Ici toutes les habitudes se prennent, même la demi-pension à base de vieilles portions de moussakas congelées, de tarama douteux ou de tzatziki rance échangées chaque soir contre un ticket dans la même taverne immonde, ces dîners expédiés avant qu’on puisse enfin se balader, acheter des cigarettes à onze heures du soir, aller d’un raki l’autre, d’un kafénio l’autre, de la terrasse de chez Miros jusqu’à une table chez Poppi’s six mètres plus haut et retour, cherchant la fraîcheur dans nos verres glacés, et, avant la fermeture, le marchand de souvenirs sur son scooter, son oie vivante sur le siège arrière, elle est sa femme et sa muse, la nuit dans sa cabane il la prend c’est sur, par derrière, et avec ses lunettes, sa moustache à ramasser les miettes de féta, il ressemble à Giangiacomo Feltrinelli, qui aurait balancé ses Senior Service pour de vieilles grecques roulées.

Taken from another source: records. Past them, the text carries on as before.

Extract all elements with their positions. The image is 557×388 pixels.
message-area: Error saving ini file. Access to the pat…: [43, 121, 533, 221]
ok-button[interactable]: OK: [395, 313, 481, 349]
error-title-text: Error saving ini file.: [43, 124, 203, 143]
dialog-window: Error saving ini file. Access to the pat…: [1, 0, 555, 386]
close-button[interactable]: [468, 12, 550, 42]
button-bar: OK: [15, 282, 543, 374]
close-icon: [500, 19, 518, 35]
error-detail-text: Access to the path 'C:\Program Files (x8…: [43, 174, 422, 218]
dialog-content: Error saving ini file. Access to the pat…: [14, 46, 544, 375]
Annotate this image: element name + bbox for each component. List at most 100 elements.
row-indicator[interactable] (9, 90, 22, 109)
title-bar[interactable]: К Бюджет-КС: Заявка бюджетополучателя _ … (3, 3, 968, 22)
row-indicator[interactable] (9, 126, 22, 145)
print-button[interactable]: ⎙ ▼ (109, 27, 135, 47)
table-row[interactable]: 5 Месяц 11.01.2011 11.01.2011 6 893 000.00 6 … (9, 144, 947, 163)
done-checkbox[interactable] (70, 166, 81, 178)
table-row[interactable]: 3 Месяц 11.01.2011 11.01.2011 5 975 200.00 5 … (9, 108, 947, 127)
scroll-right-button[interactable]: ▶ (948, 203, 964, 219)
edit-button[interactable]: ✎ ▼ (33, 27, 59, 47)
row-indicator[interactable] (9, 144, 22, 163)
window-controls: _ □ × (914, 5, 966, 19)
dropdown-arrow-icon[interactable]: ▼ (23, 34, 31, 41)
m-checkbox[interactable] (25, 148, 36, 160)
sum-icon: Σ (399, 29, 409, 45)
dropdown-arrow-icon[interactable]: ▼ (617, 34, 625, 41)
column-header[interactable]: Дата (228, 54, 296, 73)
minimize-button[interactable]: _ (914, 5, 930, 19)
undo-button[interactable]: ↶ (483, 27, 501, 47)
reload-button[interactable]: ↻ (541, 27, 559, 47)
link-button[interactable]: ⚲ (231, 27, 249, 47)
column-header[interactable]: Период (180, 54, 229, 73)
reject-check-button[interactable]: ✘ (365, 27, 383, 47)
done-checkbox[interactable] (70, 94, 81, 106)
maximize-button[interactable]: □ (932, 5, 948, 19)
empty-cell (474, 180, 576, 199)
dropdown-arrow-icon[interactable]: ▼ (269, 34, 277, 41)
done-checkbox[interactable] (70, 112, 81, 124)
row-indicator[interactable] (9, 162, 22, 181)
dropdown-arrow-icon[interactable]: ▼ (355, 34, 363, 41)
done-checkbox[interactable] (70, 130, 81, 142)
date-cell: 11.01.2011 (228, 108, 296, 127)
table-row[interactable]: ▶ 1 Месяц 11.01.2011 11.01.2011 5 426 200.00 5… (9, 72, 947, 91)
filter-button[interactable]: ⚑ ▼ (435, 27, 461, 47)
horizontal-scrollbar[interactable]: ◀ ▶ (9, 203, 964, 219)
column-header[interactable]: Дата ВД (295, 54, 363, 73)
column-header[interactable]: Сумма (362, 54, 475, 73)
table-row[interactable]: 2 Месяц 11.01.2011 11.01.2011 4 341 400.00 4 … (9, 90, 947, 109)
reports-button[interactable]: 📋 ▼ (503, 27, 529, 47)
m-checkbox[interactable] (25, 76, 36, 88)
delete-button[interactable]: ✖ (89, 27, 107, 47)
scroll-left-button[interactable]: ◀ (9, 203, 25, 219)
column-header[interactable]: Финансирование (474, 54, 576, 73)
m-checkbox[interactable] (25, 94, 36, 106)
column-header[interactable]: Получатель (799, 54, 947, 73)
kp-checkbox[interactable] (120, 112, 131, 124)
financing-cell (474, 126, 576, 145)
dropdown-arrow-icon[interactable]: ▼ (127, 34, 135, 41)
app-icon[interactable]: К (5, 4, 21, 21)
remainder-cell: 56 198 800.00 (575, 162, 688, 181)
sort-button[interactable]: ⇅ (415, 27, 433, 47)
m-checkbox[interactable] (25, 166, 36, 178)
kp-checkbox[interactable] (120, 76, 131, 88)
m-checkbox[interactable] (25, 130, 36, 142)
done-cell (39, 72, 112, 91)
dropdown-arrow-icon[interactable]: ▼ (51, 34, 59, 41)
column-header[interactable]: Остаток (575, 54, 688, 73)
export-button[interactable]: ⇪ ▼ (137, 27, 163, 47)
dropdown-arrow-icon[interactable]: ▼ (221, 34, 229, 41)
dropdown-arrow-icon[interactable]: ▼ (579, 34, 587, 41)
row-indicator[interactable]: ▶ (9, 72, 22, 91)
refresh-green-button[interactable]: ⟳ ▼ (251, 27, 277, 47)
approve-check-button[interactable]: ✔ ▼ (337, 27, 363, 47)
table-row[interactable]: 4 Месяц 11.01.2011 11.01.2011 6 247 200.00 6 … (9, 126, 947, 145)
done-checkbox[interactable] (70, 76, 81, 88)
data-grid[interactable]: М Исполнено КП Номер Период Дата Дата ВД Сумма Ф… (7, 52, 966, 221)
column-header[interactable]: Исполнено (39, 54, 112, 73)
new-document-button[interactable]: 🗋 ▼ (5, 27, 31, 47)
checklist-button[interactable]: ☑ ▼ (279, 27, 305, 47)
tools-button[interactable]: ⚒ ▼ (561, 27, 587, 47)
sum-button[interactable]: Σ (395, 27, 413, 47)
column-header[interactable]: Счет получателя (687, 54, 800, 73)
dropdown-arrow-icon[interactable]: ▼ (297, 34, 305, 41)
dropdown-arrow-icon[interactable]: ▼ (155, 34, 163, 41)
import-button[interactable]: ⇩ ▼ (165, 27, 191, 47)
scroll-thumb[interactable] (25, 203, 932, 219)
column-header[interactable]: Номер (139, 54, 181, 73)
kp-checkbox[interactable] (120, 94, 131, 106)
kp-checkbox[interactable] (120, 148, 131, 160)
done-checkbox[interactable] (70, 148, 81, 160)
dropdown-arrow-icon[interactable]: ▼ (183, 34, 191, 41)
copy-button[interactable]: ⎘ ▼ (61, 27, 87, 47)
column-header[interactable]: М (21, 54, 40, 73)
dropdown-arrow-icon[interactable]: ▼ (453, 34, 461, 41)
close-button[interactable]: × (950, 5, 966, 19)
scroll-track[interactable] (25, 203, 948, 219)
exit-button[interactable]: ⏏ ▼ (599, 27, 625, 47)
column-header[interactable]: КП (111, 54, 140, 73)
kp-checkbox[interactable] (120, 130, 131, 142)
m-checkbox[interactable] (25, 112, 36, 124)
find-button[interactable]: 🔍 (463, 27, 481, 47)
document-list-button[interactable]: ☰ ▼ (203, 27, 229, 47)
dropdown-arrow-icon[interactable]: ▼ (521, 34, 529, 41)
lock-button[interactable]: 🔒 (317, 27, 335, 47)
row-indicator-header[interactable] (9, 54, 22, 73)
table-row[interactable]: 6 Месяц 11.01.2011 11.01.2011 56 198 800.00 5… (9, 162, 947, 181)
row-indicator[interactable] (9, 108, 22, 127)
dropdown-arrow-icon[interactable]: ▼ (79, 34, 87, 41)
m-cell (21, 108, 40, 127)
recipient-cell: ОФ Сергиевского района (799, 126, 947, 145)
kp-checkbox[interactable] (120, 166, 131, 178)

Le jour on marche le long des falaises et P. m’encule entre les grands rochers, ou bien on prend le bateau qui nous dépose à Agios Georgios. Là-bas l’eau est encore plus belle, n’y arrivent que quelque fous qui font la route en plein soleil, et dans la baraque sur le chemin qui monte au dessus de la plage, il y a Michaelis, qui doit servir trois cafés par jour, et George, le vieil anglais en slip qui pend, ils discutent à deux mots à l’heure dans un sabir qui n’est qu’à eux, leur conversation interrompue par le bruit irrégulier de leur tape mouches en plastique qui s’écrasent sur les toiles cirées sales, c’est du Beckett d’après insolation, du "En attendant l’ouzo" à l’ombre des bambous, les verres d’eau sont gratis, P. et moi loin de tout ce qui nous englue au Nord, la mer nous attend.